Some lawmakers across North Carolina are reminding us today is the National Day of Prayer. The National Day of Prayer Task Force lists 112 events across the state. U.S. Rep. Walter Jones sent this message out on Twitter:
Today on
#NationalDayOfPrayer, my biggest concern is that America needs to come back to the word of God. Today we reaffirm the important role that prayer has in this country. Not just today, but every day I will pray for our men & women in uniform & the future of this country.
A good word. When we pray for our nation it should remind us too of the limits of what government can accomplish. Most Americans believe, in some fashion, that they have a destiny and transcendent purpose beyond the state. The very way we might petition the state is very different than how we petition a transcendent power, reminding us that government can only do so much.
At the Conservative Leadership Conference in April, several speakers I heard there touched on the topic of the rising tide of secularism in the nation. Their fear is that secularism causes many to look to government first to solve their shortcomings and ills.

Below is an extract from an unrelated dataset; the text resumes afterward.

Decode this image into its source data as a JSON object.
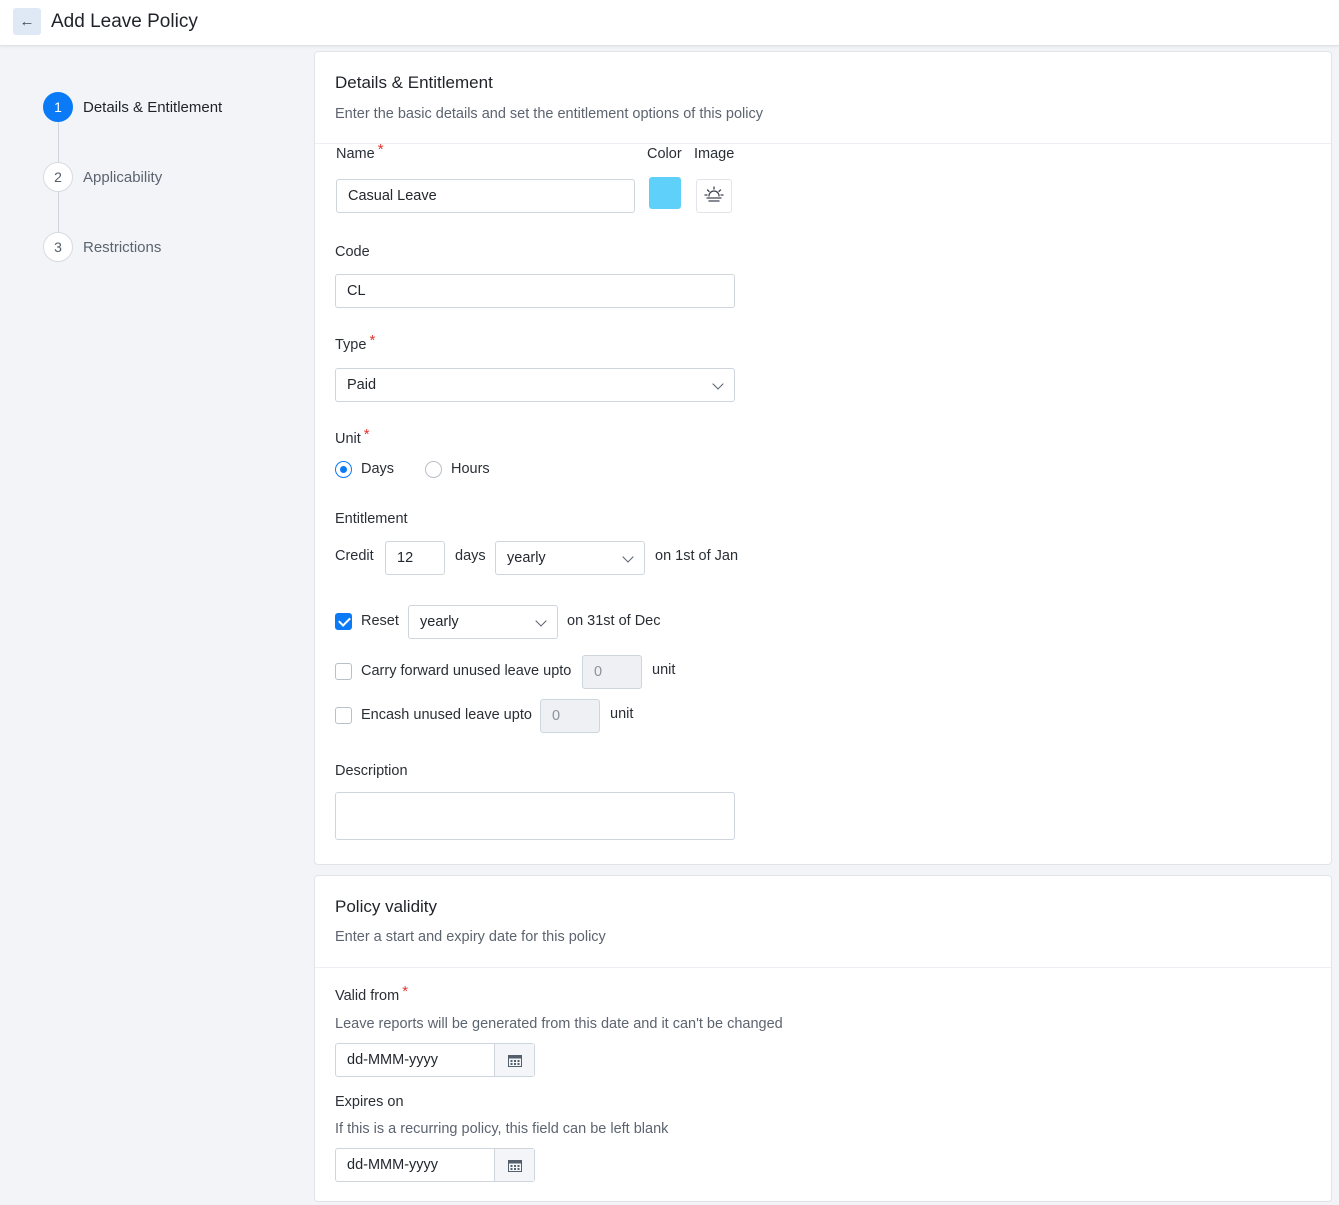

Lt. Gov. Dan Forest touched on this is his remarks.
Christopher Scalia talked about how his late father Justice Scalia often used his speeches to inform citizens that virtue was required for a free republic to flourish. The American Framers, even those who weren’t Orthodox in their Christianity, believed that a religious ethic or influence is a must for sustaining freedom. In many of his legal opinions, Justice Scalia wrote about how the American Constitution is unique because it placed structural limits on the power of government. Lots of collectivist and totalitarian nations throughout history have offered up a long list of rights and protections for its citizens without offering essential limits to the power of government or the state. That is key because without that the road to entrenched tyranny is a short one. In contrast, our system is unique, in part, because of its religious influence and a belief in the transcendent. That in itself played a monumental role in the separation of powers and limiting the power of government over the lives of the citizenry.
Dennis Prager expressed that at CLC with a simple yet profound line, saying the American framers had the audacity to claim “We are free because God wants us to be free.”